This cough is definitely the plague, definitely. I assume cause of my superhuman western immunity it’s why I haven’t died yet. To be honest I’ve had this plague since Paris a month ago, a MONTH ago. Dam you to *cough* hell *cough* flem!
I visit a Pharmacia with the disco strobe lights out the front in the quest to slay this burden. I conjure up my best Spanish that involves me pretending to cough into my hand. The man in the lab coat looks puzzled, maybe he doesn’t know my dialect of Spanish. I mention tablets and he nods assertively and brings back a red box. My enthusiasm for a now tangible remedy is growing and I happily pay the 5.60 euros. With a spring in my step I open the box outside.
“It’s just sugar…….this are just bloody lollies!”
“Try them” gemma reassures, “maybe they’re really effective?”
“Oh YUCK! Its [email protected]*king liquorice.”
I’ll tell you what doesn’t fail.
“What?” I hear you all ask
God bless forward, free and liberated thinking when it comes to women’s beach attire. Swim tops are most definitely optional in Barcelona. Maybe that top bit of material is too expensive to purchase, because there ain’t much in the bottoms either. Some are just bits of string!
The only problem is… and yes I know what you’re thinking, how in the world could there be a problem with boobs. The problem is where to look. I mean you stroll down to towards the main beach of Barcelona. You check out the world trade building, the big gold fish looking thingy and the beach tennis courts. You try find an available piece of sand on the beach.
“Look gem, waves, let’s go there.”
Once you find a spot large enough to place your towel, you sit down and then WAMMY.
t*** everywhere. Titties to the front, to the back, to the left and to the right. There in the surf, there at the shower, they are literally everywhere in all their glory. Thank god for sunglasses.
(Insert nice transition from one story to the next.)
So Barcelona has all this abstract art and its pioneer was this guy Gaudi. He did a lot of work all throughout the city, namely the over 600 year old unfinished church (eta 2026?) the Sagrada Familia and the also famous Park Gruell. The later in which I found to be quite memorable for a number of reasons. His architecture features mainly mosaic collaborations of colours and designs. Granny would absolutely love it. Entry to the park is FREE! We went on a lovely sunny day with a slight breeze. When we arrived at the park there seemed an obvious lack of people (Indians) trying to sell you sh*t.
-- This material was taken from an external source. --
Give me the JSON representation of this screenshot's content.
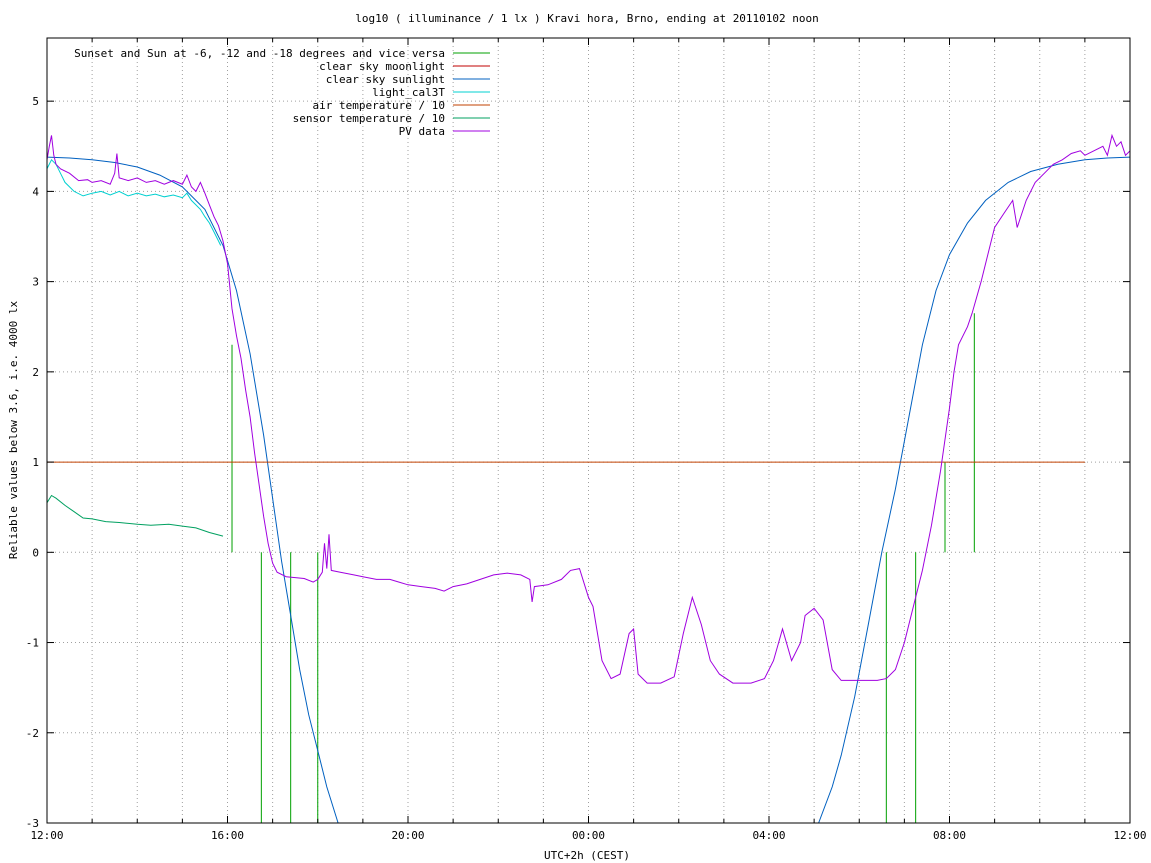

Now I’m definitely not racist and there is not as many as in Thailand or Bali but the whole
“You buy now” gets old, super quick. So to be able to sit back on a Gaudi designed mosaic chair and to gaze around the scenery without seeing fake ray bans was very welcome. It wasn’t until a walk encompassing the park was undertaken that the true reason behind the lack of Hawkers was revealed.
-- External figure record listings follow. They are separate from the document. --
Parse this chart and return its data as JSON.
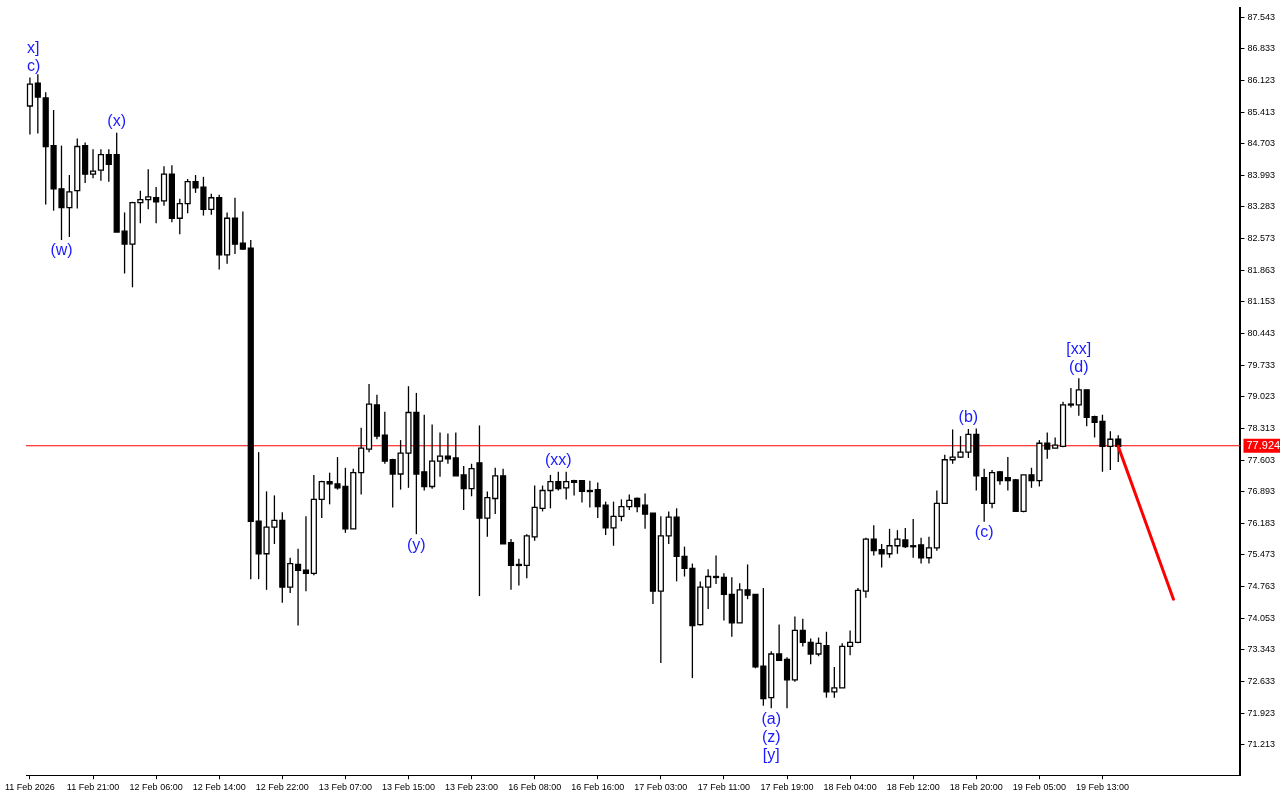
{
  "chart_data": {
    "type": "candlestick",
    "categories": [
      "11 Feb 2026",
      null,
      null,
      null,
      null,
      null,
      null,
      null,
      "11 Feb 21:00",
      null,
      null,
      null,
      null,
      null,
      null,
      null,
      "12 Feb 06:00",
      null,
      null,
      null,
      null,
      null,
      null,
      null,
      "12 Feb 14:00",
      null,
      null,
      null,
      null,
      null,
      null,
      null,
      "12 Feb 22:00",
      null,
      null,
      null,
      null,
      null,
      null,
      null,
      "13 Feb 07:00",
      null,
      null,
      null,
      null,
      null,
      null,
      null,
      "13 Feb 15:00",
      null,
      null,
      null,
      null,
      null,
      null,
      null,
      "13 Feb 23:00",
      null,
      null,
      null,
      null,
      null,
      null,
      null,
      "16 Feb 08:00",
      null,
      null,
      null,
      null,
      null,
      null,
      null,
      "16 Feb 16:00",
      null,
      null,
      null,
      null,
      null,
      null,
      null,
      "17 Feb 03:00",
      null,
      null,
      null,
      null,
      null,
      null,
      null,
      "17 Feb 11:00",
      null,
      null,
      null,
      null,
      null,
      null,
      null,
      "17 Feb 19:00",
      null,
      null,
      null,
      null,
      null,
      null,
      null,
      "18 Feb 04:00",
      null,
      null,
      null,
      null,
      null,
      null,
      null,
      "18 Feb 12:00",
      null,
      null,
      null,
      null,
      null,
      null,
      null,
      "18 Feb 20:00",
      null,
      null,
      null,
      null,
      null,
      null,
      null,
      "19 Feb 05:00",
      null,
      null,
      null,
      null,
      null,
      null,
      null,
      "19 Feb 13:00",
      null,
      null,
      null,
      null,
      null,
      null,
      null,
      null,
      null,
      null,
      null,
      null,
      null,
      null,
      null,
      null,
      null
    ],
    "ohlc": [
      [
        85.55,
        86.19,
        84.91,
        86.04
      ],
      [
        86.06,
        86.26,
        84.93,
        85.75
      ],
      [
        85.73,
        85.86,
        83.34,
        84.64
      ],
      [
        84.66,
        85.46,
        83.2,
        83.69
      ],
      [
        83.69,
        84.66,
        82.54,
        83.27
      ],
      [
        83.27,
        84.0,
        82.61,
        83.62
      ],
      [
        83.65,
        84.82,
        83.25,
        84.64
      ],
      [
        84.66,
        84.73,
        83.82,
        84.02
      ],
      [
        84.02,
        84.58,
        83.93,
        84.09
      ],
      [
        84.11,
        84.58,
        83.87,
        84.46
      ],
      [
        84.46,
        84.58,
        83.85,
        84.24
      ],
      [
        84.46,
        84.95,
        82.72,
        82.72
      ],
      [
        82.74,
        83.16,
        81.79,
        82.45
      ],
      [
        82.45,
        83.4,
        81.48,
        83.38
      ],
      [
        83.38,
        83.65,
        82.92,
        83.45
      ],
      [
        83.45,
        84.13,
        83.23,
        83.51
      ],
      [
        83.49,
        83.73,
        82.92,
        83.4
      ],
      [
        83.42,
        84.2,
        83.31,
        84.02
      ],
      [
        84.02,
        84.22,
        82.94,
        83.03
      ],
      [
        83.03,
        83.47,
        82.67,
        83.36
      ],
      [
        83.36,
        83.91,
        83.14,
        83.85
      ],
      [
        83.85,
        84.0,
        83.6,
        83.71
      ],
      [
        83.73,
        83.96,
        83.09,
        83.23
      ],
      [
        83.23,
        83.58,
        83.11,
        83.49
      ],
      [
        83.49,
        83.56,
        81.88,
        82.21
      ],
      [
        82.21,
        83.16,
        82.01,
        83.03
      ],
      [
        83.03,
        83.49,
        82.23,
        82.45
      ],
      [
        82.47,
        83.18,
        82.32,
        82.34
      ],
      [
        82.36,
        82.54,
        74.93,
        76.23
      ],
      [
        76.23,
        77.78,
        74.93,
        75.5
      ],
      [
        75.5,
        76.9,
        74.69,
        76.1
      ],
      [
        76.1,
        76.81,
        75.72,
        76.25
      ],
      [
        76.25,
        76.43,
        74.4,
        74.75
      ],
      [
        74.75,
        75.41,
        74.62,
        75.28
      ],
      [
        75.26,
        75.61,
        73.89,
        75.13
      ],
      [
        75.13,
        76.34,
        74.66,
        75.06
      ],
      [
        75.06,
        77.27,
        75.02,
        76.72
      ],
      [
        76.72,
        77.14,
        76.3,
        77.12
      ],
      [
        77.12,
        77.32,
        76.61,
        77.07
      ],
      [
        77.07,
        77.67,
        76.94,
        76.98
      ],
      [
        77.01,
        77.43,
        75.97,
        76.06
      ],
      [
        76.06,
        77.41,
        76.06,
        77.32
      ],
      [
        77.32,
        78.33,
        76.83,
        77.87
      ],
      [
        77.85,
        79.31,
        77.78,
        78.86
      ],
      [
        78.84,
        79.07,
        78.07,
        78.14
      ],
      [
        78.16,
        78.69,
        77.52,
        77.58
      ],
      [
        77.61,
        77.63,
        76.54,
        77.29
      ],
      [
        77.29,
        78.05,
        76.94,
        77.76
      ],
      [
        77.76,
        79.26,
        76.98,
        78.67
      ],
      [
        78.67,
        79.11,
        75.94,
        77.29
      ],
      [
        77.34,
        78.62,
        76.92,
        77.01
      ],
      [
        77.01,
        78.4,
        76.96,
        77.58
      ],
      [
        77.58,
        78.22,
        77.23,
        77.69
      ],
      [
        77.69,
        78.2,
        77.52,
        77.63
      ],
      [
        77.65,
        78.22,
        77.25,
        77.25
      ],
      [
        77.27,
        77.47,
        76.48,
        76.96
      ],
      [
        76.96,
        77.52,
        76.79,
        77.41
      ],
      [
        77.54,
        78.38,
        74.55,
        76.3
      ],
      [
        76.3,
        76.9,
        75.88,
        76.76
      ],
      [
        76.74,
        77.43,
        76.39,
        77.25
      ],
      [
        77.25,
        77.41,
        75.72,
        75.72
      ],
      [
        75.75,
        75.83,
        74.69,
        75.24
      ],
      [
        75.26,
        75.39,
        74.79,
        75.24
      ],
      [
        75.24,
        75.94,
        74.95,
        75.9
      ],
      [
        75.88,
        77.03,
        75.79,
        76.54
      ],
      [
        76.52,
        77.03,
        76.45,
        76.92
      ],
      [
        76.92,
        77.27,
        76.52,
        77.12
      ],
      [
        77.12,
        77.34,
        76.92,
        76.96
      ],
      [
        76.98,
        77.34,
        76.72,
        77.12
      ],
      [
        77.14,
        77.16,
        76.81,
        77.1
      ],
      [
        77.14,
        77.14,
        76.65,
        76.9
      ],
      [
        76.92,
        77.14,
        76.54,
        76.92
      ],
      [
        76.94,
        77.1,
        76.3,
        76.56
      ],
      [
        76.59,
        76.67,
        75.92,
        76.08
      ],
      [
        76.08,
        76.67,
        75.68,
        76.34
      ],
      [
        76.34,
        76.72,
        76.23,
        76.56
      ],
      [
        76.56,
        76.83,
        76.48,
        76.7
      ],
      [
        76.74,
        76.76,
        76.43,
        76.56
      ],
      [
        76.59,
        76.85,
        76.06,
        76.39
      ],
      [
        76.41,
        76.41,
        74.37,
        74.66
      ],
      [
        74.66,
        76.34,
        73.05,
        75.9
      ],
      [
        75.9,
        76.45,
        75.72,
        76.32
      ],
      [
        76.32,
        76.52,
        74.88,
        75.44
      ],
      [
        75.44,
        75.66,
        74.99,
        75.17
      ],
      [
        75.17,
        75.28,
        72.71,
        73.89
      ],
      [
        73.91,
        74.88,
        73.89,
        74.75
      ],
      [
        74.75,
        75.15,
        74.26,
        74.99
      ],
      [
        74.99,
        75.46,
        74.82,
        74.97
      ],
      [
        74.97,
        75.06,
        74.0,
        74.59
      ],
      [
        74.59,
        74.97,
        73.64,
        73.95
      ],
      [
        73.95,
        74.84,
        73.95,
        74.69
      ],
      [
        74.69,
        75.26,
        74.48,
        74.57
      ],
      [
        74.59,
        74.59,
        72.93,
        72.96
      ],
      [
        72.98,
        74.73,
        72.09,
        72.25
      ],
      [
        72.27,
        73.31,
        72.03,
        73.25
      ],
      [
        73.25,
        73.91,
        73.11,
        73.11
      ],
      [
        73.13,
        73.18,
        72.03,
        72.67
      ],
      [
        72.67,
        74.09,
        72.63,
        73.78
      ],
      [
        73.78,
        74.04,
        73.42,
        73.51
      ],
      [
        73.51,
        73.6,
        73.02,
        73.25
      ],
      [
        73.25,
        73.62,
        73.2,
        73.49
      ],
      [
        73.44,
        73.75,
        72.27,
        72.4
      ],
      [
        72.4,
        72.96,
        72.27,
        72.49
      ],
      [
        72.49,
        73.49,
        72.49,
        73.42
      ],
      [
        73.42,
        73.78,
        73.22,
        73.51
      ],
      [
        73.51,
        74.73,
        73.49,
        74.68
      ],
      [
        74.66,
        75.86,
        74.51,
        75.83
      ],
      [
        75.83,
        76.14,
        75.46,
        75.57
      ],
      [
        75.59,
        75.72,
        75.19,
        75.5
      ],
      [
        75.5,
        76.06,
        75.41,
        75.68
      ],
      [
        75.68,
        76.03,
        75.5,
        75.83
      ],
      [
        75.81,
        76.08,
        75.63,
        75.66
      ],
      [
        75.68,
        76.28,
        75.41,
        75.68
      ],
      [
        75.7,
        75.86,
        75.28,
        75.41
      ],
      [
        75.41,
        75.88,
        75.28,
        75.63
      ],
      [
        75.63,
        76.92,
        75.57,
        76.63
      ],
      [
        76.63,
        77.72,
        76.63,
        77.61
      ],
      [
        77.61,
        78.29,
        77.52,
        77.67
      ],
      [
        77.67,
        78.14,
        77.65,
        77.78
      ],
      [
        77.78,
        78.3,
        77.65,
        78.18
      ],
      [
        78.18,
        78.31,
        76.92,
        77.25
      ],
      [
        77.21,
        77.41,
        76.22,
        76.63
      ],
      [
        76.63,
        77.38,
        76.52,
        77.32
      ],
      [
        77.34,
        77.36,
        77.05,
        77.14
      ],
      [
        77.21,
        77.67,
        76.92,
        77.14
      ],
      [
        77.16,
        77.18,
        76.45,
        76.45
      ],
      [
        76.45,
        77.27,
        76.43,
        77.27
      ],
      [
        77.27,
        77.43,
        76.98,
        77.14
      ],
      [
        77.14,
        78.05,
        77.01,
        77.98
      ],
      [
        77.98,
        78.22,
        77.63,
        77.85
      ],
      [
        77.87,
        78.11,
        77.87,
        77.94
      ],
      [
        77.91,
        78.91,
        77.89,
        78.84
      ],
      [
        78.84,
        79.22,
        78.78,
        78.86
      ],
      [
        78.84,
        79.44,
        78.6,
        79.18
      ],
      [
        79.18,
        79.18,
        78.36,
        78.56
      ],
      [
        78.58,
        78.6,
        78.11,
        78.45
      ],
      [
        78.47,
        78.62,
        77.34,
        77.91
      ],
      [
        77.91,
        78.25,
        77.38,
        78.07
      ],
      [
        78.07,
        78.16,
        77.56,
        77.91
      ],
      null,
      null,
      null,
      null,
      null,
      null,
      null,
      null,
      null,
      null,
      null,
      null,
      null,
      null,
      null
    ],
    "series": [
      {
        "type": "line",
        "color": "#ff0000",
        "marker": "none",
        "values": [
          null,
          null,
          null,
          null,
          null,
          null,
          null,
          null,
          null,
          null,
          null,
          null,
          null,
          null,
          null,
          null,
          null,
          null,
          null,
          null,
          null,
          null,
          null,
          null,
          null,
          null,
          null,
          null,
          null,
          null,
          null,
          null,
          null,
          null,
          null,
          null,
          null,
          null,
          null,
          null,
          null,
          null,
          null,
          null,
          null,
          null,
          null,
          null,
          null,
          null,
          null,
          null,
          null,
          null,
          null,
          null,
          null,
          null,
          null,
          null,
          null,
          null,
          null,
          null,
          null,
          null,
          null,
          null,
          null,
          null,
          null,
          null,
          null,
          null,
          null,
          null,
          null,
          null,
          null,
          null,
          null,
          null,
          null,
          null,
          null,
          null,
          null,
          null,
          null,
          null,
          null,
          null,
          null,
          null,
          null,
          null,
          null,
          null,
          null,
          null,
          null,
          null,
          null,
          null,
          null,
          null,
          null,
          null,
          null,
          null,
          null,
          null,
          null,
          null,
          null,
          null,
          null,
          null,
          null,
          null,
          null,
          null,
          null,
          null,
          null,
          null,
          null,
          null,
          null,
          null,
          null,
          null,
          null,
          null,
          null,
          null,
          null,
          null,
          77.91,
          null,
          null,
          null,
          null,
          null,
          null,
          74.48,
          null,
          null,
          null,
          null,
          null,
          null,
          null,
          null
        ]
      }
    ],
    "ylim": [
      70.53,
      87.74
    ],
    "yticks": [
      71.213,
      71.923,
      72.633,
      73.343,
      74.053,
      74.763,
      75.473,
      76.183,
      76.893,
      77.603,
      78.313,
      79.023,
      79.733,
      80.443,
      81.153,
      81.863,
      82.573,
      83.283,
      83.993,
      84.703,
      85.413,
      86.123,
      86.833,
      87.543
    ],
    "ref_lines": [
      {
        "axis": "y",
        "value": 77.924,
        "label": "77.924",
        "color": "#ff0000"
      }
    ],
    "annotations": [
      {
        "text": "x]",
        "x": "11 Feb 2026",
        "y": 86.19
      },
      {
        "text": "c)",
        "x": "11 Feb 2026",
        "y": 86.19
      },
      {
        "text": "(w)",
        "y": 82.54
      },
      {
        "text": "(x)",
        "y": 84.95
      },
      {
        "text": "(y)",
        "y": 75.94
      },
      {
        "text": "(xx)",
        "y": 77.34
      },
      {
        "text": "(a)",
        "y": 72.03
      },
      {
        "text": "(z)",
        "y": 72.03
      },
      {
        "text": "[y]",
        "y": 72.03
      },
      {
        "text": "(b)",
        "y": 78.3
      },
      {
        "text": "(c)",
        "y": 76.22
      },
      {
        "text": "[xx]",
        "y": 79.44
      },
      {
        "text": "(d)",
        "y": 79.44
      }
    ]
  }
}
From the top our descent was dotted by several hawkers selling all matter of cheap and nasty. Walking anywhere within close proximity to these people would prompt there auto spiel.
“Agua, aqua, cold water?”
“Birra, Beer, Cerveza?” or if you wandering the streets at night
“Hash, marijuana, cocaine?”
Just as this particular guy was halfway through his the whites of his eyes lit up like when your dorm mate stumbles in at 330am and turns the light on.
His college fastidiously pulls all four corners of his blanket, bundling the cheap necklaces into the middle before joining his mate full tilt down the hill. The police officer on scooter casually pursuing.
In the moment of surprise the hawker had dropped one of the said necklaces on the ground right at Gemma’s feet. She looks down it, he looks down at it, He looks at her, she looks at him, and you could see the decision run through his mind.
“Do I risk getting caught by the cops for a 3 euro necklace” I imagine him thinking
Gemma picks it up and pockets it, her conscious questioning the decision.
“What if he comes chasing after me for it?”
“Just give it back.” I conclude
We continue to watch as the policeman scatters more hawkers like a small child in a flock of pigeons. They accumulate in a garden section as the policeman on his motorbike circles the garden on the footpath. It’s a very curious game of cat and mouse.
Nearing the bottom of the hill and back into the opening surrounded by the before mentioned mosaic chairs, I spot an obvious scout for the hawkers. A moment later I’m in the opening where at least 10 different individuals had set up there 2 dollar shops. Sitting down in the warm sunlight I take interest in the street ballet that unfolds, the hawkers get a faint whiff of impending danger and they all pack their shops within seconds and gallivant across the opening to a supposed safe area. It continues on, cop goes this way, they go that way, cop goes that way and they go this way. I find it amusing and ponder the reason behind to game.
“Maybe they need a permit”
“Maybe it’s straight out illegal”
“Maybe it’s just much nicer without them”
“Maybe people complain about it”
“Why can you busk but not sell?”
“I seem to be doing a lot of thinking”
I guess I’ve always thought a lot about many different things, asked myself the questions. I think now I have the luxury of time to indulge in such pleasures. Isn’t that what discovery is all about?